On Sat, 28 Jun 2014, Pavel Machek wrote:

> Hi!
>
> > >> This gives the userspace (Replicant) a chance to fully handle the
> > >> pm_wakeup_event, before autosleep suspends the system alltogether
> > >> again.
> > >>
> > >> This fixes suspend/resume on the OpenPhoenux GTA04, in combination with
> > >> the Replicant 4.2.2 userspace, which needs to execute this to stay
> > >> awake: 'echo on > /sys/power/state'
> > >>
> > >> Signed-off-by: Lukas Mäian <lukas@xxxxxxxxxxxxx>
> > >> Signed-off-by: H. Nikolaus Schaller <hns@xxxxxxxxxxxxx>
> > >
> > > I'm sorry, but we should not be doing this.
> > >
> > > You basically put a delay in driver to work around userspace bug.
> >
> > Do you think it is a user-space bug if the kernel goes to sleep again
> > before giving user space any chance to react to an event?
>
> Well, who says 1000msec is enough? Some userspace may need
> more. ... for example on PC when you keyboard-handling deamon is
> swapped out.
>
> > And the msec parameter is described as:
> >
> > @msec: Anticipated event processing time (in milliseconds).
> >
> > Isn't calling pm_wakeup_event() with a non-zero msec the standard
> > method to handle this situation?
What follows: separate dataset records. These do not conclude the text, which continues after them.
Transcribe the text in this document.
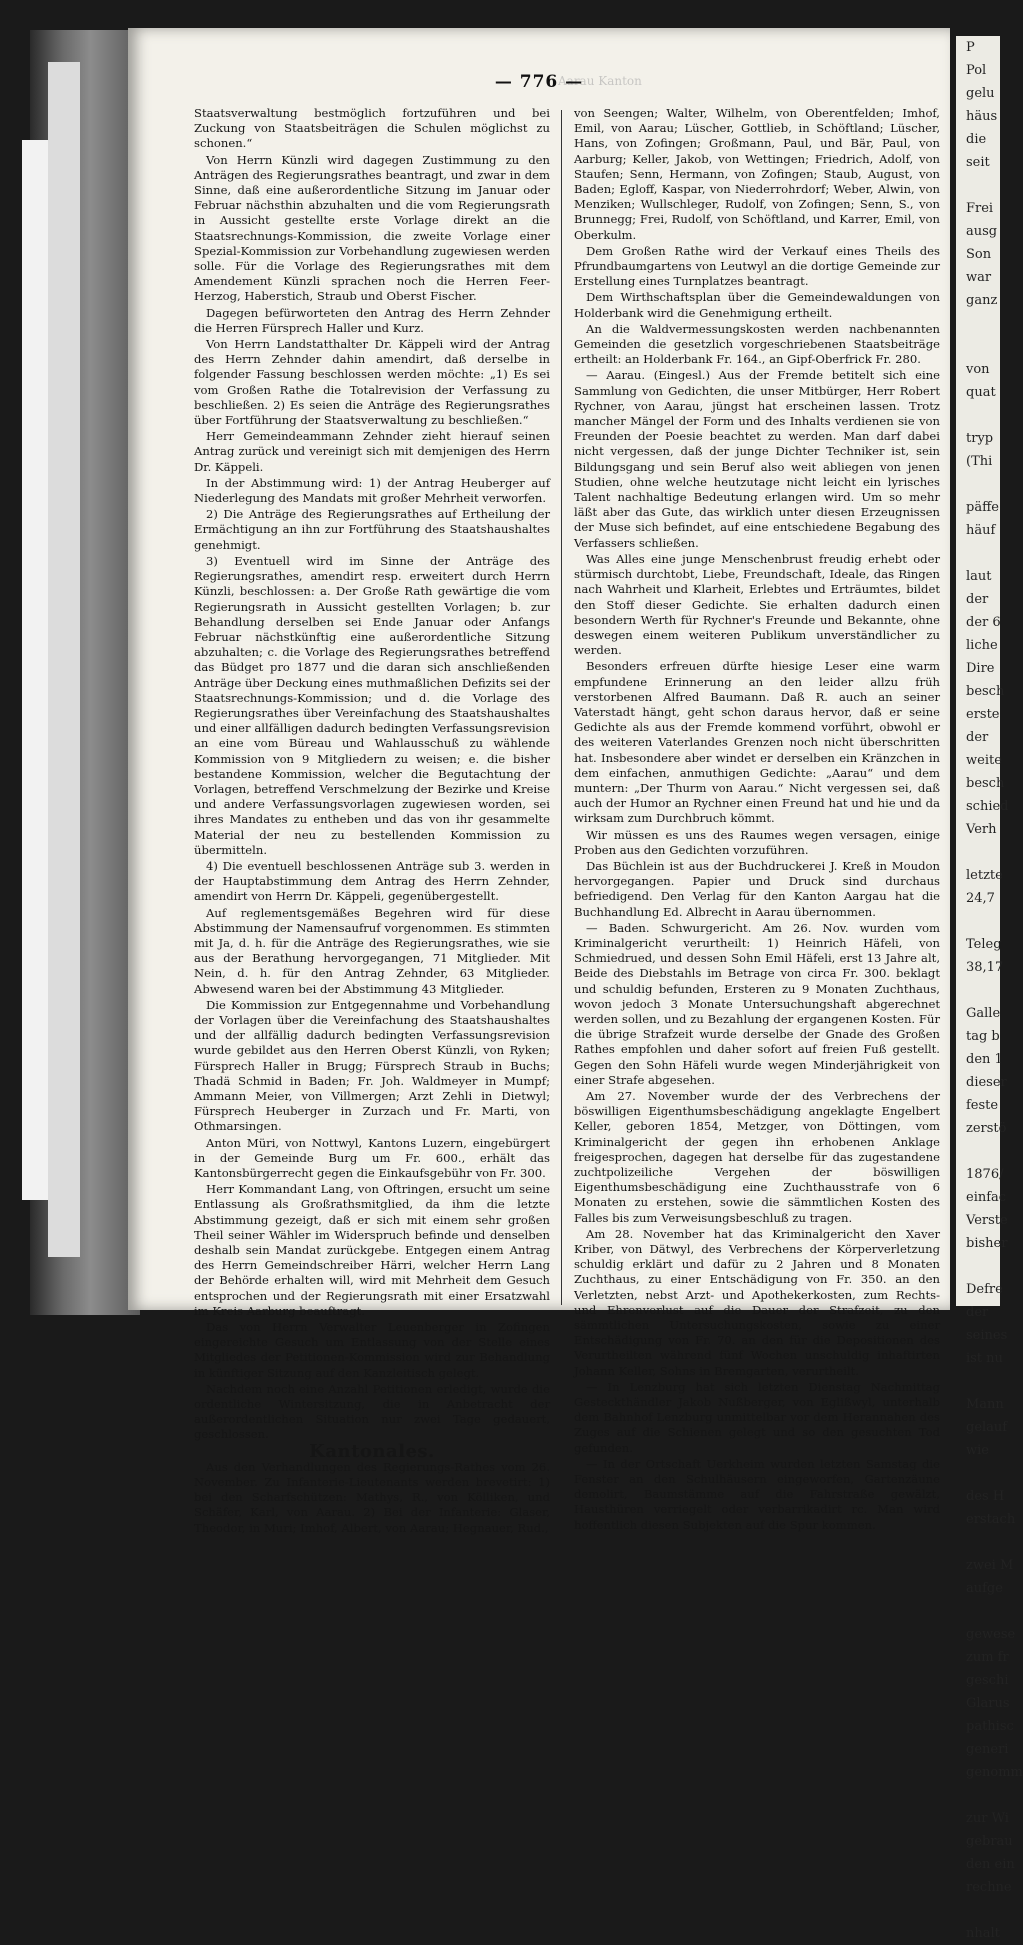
Aarau Kanton
— 776 —

Staatsverwaltung bestmöglich fortzuführen und bei Zuckung von Staatsbeiträgen die Schulen möglichst zu schonen.“

Von Herrn Künzli wird dagegen Zustimmung zu den Anträgen des Regierungsrathes beantragt, und zwar in dem Sinne, daß eine außerordentliche Sitzung im Januar oder Februar nächsthin abzuhalten und die vom Regierungsrath in Aussicht gestellte erste Vorlage direkt an die Staatsrechnungs-Kommission, die zweite Vorlage einer Spezial-Kommission zur Vorbehandlung zugewiesen werden solle. Für die Vorlage des Regierungsrathes mit dem Amendement Künzli sprachen noch die Herren Feer-Herzog, Haberstich, Straub und Oberst Fischer.

Dagegen befürworteten den Antrag des Herrn Zehnder die Herren Fürsprech Haller und Kurz.

Von Herrn Landstatthalter Dr. Käppeli wird der Antrag des Herrn Zehnder dahin amendirt, daß derselbe in folgender Fassung beschlossen werden möchte: „1) Es sei vom Großen Rathe die Totalrevision der Verfassung zu beschließen. 2) Es seien die Anträge des Regierungsrathes über Fortführung der Staatsverwaltung zu beschließen.“

Herr Gemeindeammann Zehnder zieht hierauf seinen Antrag zurück und vereinigt sich mit demjenigen des Herrn Dr. Käppeli.

In der Abstimmung wird: 1) der Antrag Heuberger auf Niederlegung des Mandats mit großer Mehrheit verworfen.

2) Die Anträge des Regierungsrathes auf Ertheilung der Ermächtigung an ihn zur Fortführung des Staatshaushaltes genehmigt.

3) Eventuell wird im Sinne der Anträge des Regierungsrathes, amendirt resp. erweitert durch Herrn Künzli, beschlossen: a. Der Große Rath gewärtige die vom Regierungsrath in Aussicht gestellten Vorlagen; b. zur Behandlung derselben sei Ende Januar oder Anfangs Februar nächstkünftig eine außerordentliche Sitzung abzuhalten; c. die Vorlage des Regierungsrathes betreffend das Büdget pro 1877 und die daran sich anschließenden Anträge über Deckung eines muthmaßlichen Defizits sei der Staatsrechnungs-Kommission; und d. die Vorlage des Regierungsrathes über Vereinfachung des Staatshaushaltes und einer allfälligen dadurch bedingten Verfassungsrevision an eine vom Büreau und Wahlausschuß zu wählende Kommission von 9 Mitgliedern zu weisen; e. die bisher bestandene Kommission, welcher die Begutachtung der Vorlagen, betreffend Verschmelzung der Bezirke und Kreise und andere Verfassungsvorlagen zugewiesen worden, sei ihres Mandates zu entheben und das von ihr gesammelte Material der neu zu bestellenden Kommission zu übermitteln.

4) Die eventuell beschlossenen Anträge sub 3. werden in der Hauptabstimmung dem Antrag des Herrn Zehnder, amendirt von Herrn Dr. Käppeli, gegenübergestellt.

Auf reglementsgemäßes Begehren wird für diese Abstimmung der Namensaufruf vorgenommen. Es stimmten mit Ja, d. h. für die Anträge des Regierungsrathes, wie sie aus der Berathung hervorgegangen, 71 Mitglieder. Mit Nein, d. h. für den Antrag Zehnder, 63 Mitglieder. Abwesend waren bei der Abstimmung 43 Mitglieder.

Die Kommission zur Entgegennahme und Vorbehandlung der Vorlagen über die Vereinfachung des Staatshaushaltes und der allfällig dadurch bedingten Verfassungsrevision wurde gebildet aus den Herren Oberst Künzli, von Ryken; Fürsprech Haller in Brugg; Fürsprech Straub in Buchs; Thadä Schmid in Baden; Fr. Joh. Waldmeyer in Mumpf; Ammann Meier, von Villmergen; Arzt Zehli in Dietwyl; Fürsprech Heuberger in Zurzach und Fr. Marti, von Othmarsingen.

Anton Müri, von Nottwyl, Kantons Luzern, eingebürgert in der Gemeinde Burg um Fr. 600., erhält das Kantonsbürgerrecht gegen die Einkaufsgebühr von Fr. 300.

Herr Kommandant Lang, von Oftringen, ersucht um seine Entlassung als Großrathsmitglied, da ihm die letzte Abstimmung gezeigt, daß er sich mit einem sehr großen Theil seiner Wähler im Widerspruch befinde und denselben deshalb sein Mandat zurückgebe. Entgegen einem Antrag des Herrn Gemeindschreiber Härri, welcher Herrn Lang der Behörde erhalten will, wird mit Mehrheit dem Gesuch entsprochen und der Regierungsrath mit einer Ersatzwahl im Kreis Aarburg beauftragt.

Das von Herrn Verwalter Leuenberger in Zofingen eingereichte Gesuch um Entlassung von der Stelle eines Mitgliedes der Petitionen-Kommission wird zur Behandlung in künftiger Sitzung auf den Kanzleitisch gelegt.

Nachdem noch eine Anzahl Petitionen erledigt, wurde die ordentliche Wintersitzung, die in Anbetracht der außerordentlichen Situation nur zwei Tage gedauert, geschlossen.

Kantonales.

Aus den Verhandlungen des Regierungs-Rathes vom 26. November. Zu Infanterie-Lieutenants werden brevetirt: 1) bei den Scharfschützen: Mathys, R., von Kölliken, und Schäfer, Karl, von Aarau. 2) Bei der Infanterie: Glaser, Theodor, in Muri; Imhof, Albert, von Aarau; Hegnauer, Rud.,

von Seengen; Walter, Wilhelm, von Oberentfelden; Imhof, Emil, von Aarau; Lüscher, Gottlieb, in Schöftland; Lüscher, Hans, von Zofingen; Großmann, Paul, und Bär, Paul, von Aarburg; Keller, Jakob, von Wettingen; Friedrich, Adolf, von Staufen; Senn, Hermann, von Zofingen; Staub, August, von Baden; Egloff, Kaspar, von Niederrohrdorf; Weber, Alwin, von Menziken; Wullschleger, Rudolf, von Zofingen; Senn, S., von Brunnegg; Frei, Rudolf, von Schöftland, und Karrer, Emil, von Oberkulm.

Dem Großen Rathe wird der Verkauf eines Theils des Pfrundbaumgartens von Leutwyl an die dortige Gemeinde zur Erstellung eines Turnplatzes beantragt.

Dem Wirthschaftsplan über die Gemeindewaldungen von Holderbank wird die Genehmigung ertheilt.

An die Waldvermessungskosten werden nachbenannten Gemeinden die gesetzlich vorgeschriebenen Staatsbeiträge ertheilt: an Holderbank Fr. 164., an Gipf-Oberfrick Fr. 280.

— Aarau. (Eingesl.) Aus der Fremde betitelt sich eine Sammlung von Gedichten, die unser Mitbürger, Herr Robert Rychner, von Aarau, jüngst hat erscheinen lassen. Trotz mancher Mängel der Form und des Inhalts verdienen sie von Freunden der Poesie beachtet zu werden. Man darf dabei nicht vergessen, daß der junge Dichter Techniker ist, sein Bildungsgang und sein Beruf also weit abliegen von jenen Studien, ohne welche heutzutage nicht leicht ein lyrisches Talent nachhaltige Bedeutung erlangen wird. Um so mehr läßt aber das Gute, das wirklich unter diesen Erzeugnissen der Muse sich befindet, auf eine entschiedene Begabung des Verfassers schließen.

Was Alles eine junge Menschenbrust freudig erhebt oder stürmisch durchtobt, Liebe, Freundschaft, Ideale, das Ringen nach Wahrheit und Klarheit, Erlebtes und Erträumtes, bildet den Stoff dieser Gedichte. Sie erhalten dadurch einen besondern Werth für Rychner's Freunde und Bekannte, ohne deswegen einem weiteren Publikum unverständlicher zu werden.

Besonders erfreuen dürfte hiesige Leser eine warm empfundene Erinnerung an den leider allzu früh verstorbenen Alfred Baumann. Daß R. auch an seiner Vaterstadt hängt, geht schon daraus hervor, daß er seine Gedichte als aus der Fremde kommend vorführt, obwohl er des weiteren Vaterlandes Grenzen noch nicht überschritten hat. Insbesondere aber windet er derselben ein Kränzchen in dem einfachen, anmuthigen Gedichte: „Aarau“ und dem muntern: „Der Thurm von Aarau.“ Nicht vergessen sei, daß auch der Humor an Rychner einen Freund hat und hie und da wirksam zum Durchbruch kömmt.

Wir müssen es uns des Raumes wegen versagen, einige Proben aus den Gedichten vorzuführen.

Das Büchlein ist aus der Buchdruckerei J. Kreß in Moudon hervorgegangen. Papier und Druck sind durchaus befriedigend. Den Verlag für den Kanton Aargau hat die Buchhandlung Ed. Albrecht in Aarau übernommen.

— Baden. Schwurgericht. Am 26. Nov. wurden vom Kriminalgericht verurtheilt: 1) Heinrich Häfeli, von Schmiedrued, und dessen Sohn Emil Häfeli, erst 13 Jahre alt, Beide des Diebstahls im Betrage von circa Fr. 300. beklagt und schuldig befunden, Ersteren zu 9 Monaten Zuchthaus, wovon jedoch 3 Monate Untersuchungshaft abgerechnet werden sollen, und zu Bezahlung der ergangenen Kosten. Für die übrige Strafzeit wurde derselbe der Gnade des Großen Rathes empfohlen und daher sofort auf freien Fuß gestellt. Gegen den Sohn Häfeli wurde wegen Minderjährigkeit von einer Strafe abgesehen.

Am 27. November wurde der des Verbrechens der böswilligen Eigenthumsbeschädigung angeklagte Engelbert Keller, geboren 1854, Metzger, von Döttingen, vom Kriminalgericht der gegen ihn erhobenen Anklage freigesprochen, dagegen hat derselbe für das zugestandene zuchtpolizeiliche Vergehen der böswilligen Eigenthumsbeschädigung eine Zuchthausstrafe von 6 Monaten zu erstehen, sowie die sämmtlichen Kosten des Falles bis zum Verweisungsbeschluß zu tragen.

Am 28. November hat das Kriminalgericht den Xaver Kriber, von Dätwyl, des Verbrechens der Körperverletzung schuldig erklärt und dafür zu 2 Jahren und 8 Monaten Zuchthaus, zu einer Entschädigung von Fr. 350. an den Verletzten, nebst Arzt- und Apothekerkosten, zum Rechts- und Ehrenverlust auf die Dauer der Strafzeit, zu den sämmtlichen Untersuchungskosten, sowie zu einer Entschädigung von Fr. 70. an den für die Depositionen des Verurtheilten während fünf Wochen unschuldig inhaftirten Johann Keller, Sohns in Bremgarten, verurtheilt.

— In Lenzburg hat sich letzten Dienstag Nachmittag Gesteckthändler Jakob Nußberger, von Eglißwyl, unterhalb dem Bahnhof Lenzburg unmittelbar vor dem Herannahen des Zuges auf die Schienen gelegt und so den gesuchten Tod gefunden.

— In der Ortschaft Uerkheim wurden letzten Samstag die Fenster an den Schulhäusern eingeworfen, Gartenzäune demolirt, Baumstämme auf die Fahrstraße gewälzt, Hausthüren verriegelt oder verbarrikadirt rc. Man wird hoffentlich diesen Subjekten auf die Spur kommen.

P
Pol
gelu
häus
die
seit

Frei
ausg
Son
war
ganz

von
quat

tryp
(Thi

päffe
häuf

laut
der
der 6
liche
Dire
besch
erste
der
weite
besch
schied
Verh

letzte
24,7

Teleg
38,17

Galle
tag b
den 1
dieser
feste
zerstö

1876/
einfac
Verste
bisher

Defre
der
seines
ist nu

Mann
gelauf
wie

des H
erstach

zwei M
aufge

gewese
zum fr
geschi
Glarus
pathisc
generi
genomm

zur Wi
gebrau
den ein
rechne

nhalt
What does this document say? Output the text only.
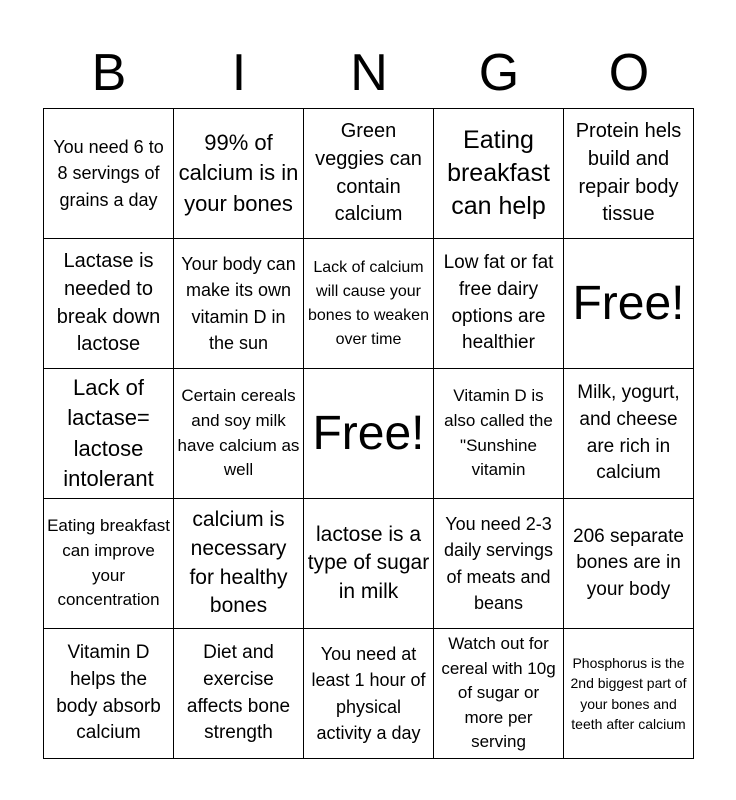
B	I	N	G	O
You need 6 to 8 servings of grains a day
99% of calcium is in your bones
Green veggies can contain calcium
Eating breakfast can help
Protein hels build and repair body tissue
Lactase is needed to break down lactose
Your body can make its own vitamin D in the sun
Lack of calcium will cause your bones to weaken over time
Low fat or fat free dairy options are healthier
Free!
Lack of lactase= lactose intolerant
Certain cereals and soy milk have calcium as well
Free!
Vitamin D is also called the "Sunshine vitamin
Milk, yogurt, and cheese are rich in calcium
Eating breakfast can improve your concentration
calcium is necessary for healthy bones
lactose is a type of sugar in milk
You need 2-3 daily servings of meats and beans
206 separate bones are in your body
Vitamin D helps the body absorb calcium
Diet and exercise affects bone strength
You need at least 1 hour of physical activity a day
Watch out for cereal with 10g of sugar or more per serving
Phosphorus is the 2nd biggest part of your bones and teeth after calcium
And it is used in other drivers. E.g. in
> > _mmc_detect_change() or hub_suspend().
>
> * Notify the PM core of a wakeup event whose source is @ws that will
> take
> * approximately @msec milliseconds to be processed by the kernel. If
> @ws is
> * not active, activate it. If @msec is nonzero, set up the @ws'
> timer to
> * execute pm_wakeup_timer_fn() in future.
>
> Will take @msec milliseconds to be processed by the _kernel_. Yes, USB
> probing takes a lot of time in kernel. But you are using this
> parameter to wait for userspace...
>
> > > There must be better
> > > solution....
> >
> > I am not sure how it could look like.
>
> Rafael, do you have any idea how this is supposed to work?
>
> Original patch is at https://lkml.org/lkml/2014/4/10/156 .

One possibility is not to use autosleep at all. The user program,
instead of writing "on" to /sys/power/state to stay awake, would have
to write "mem" to go to sleep when no more work remained to be handled.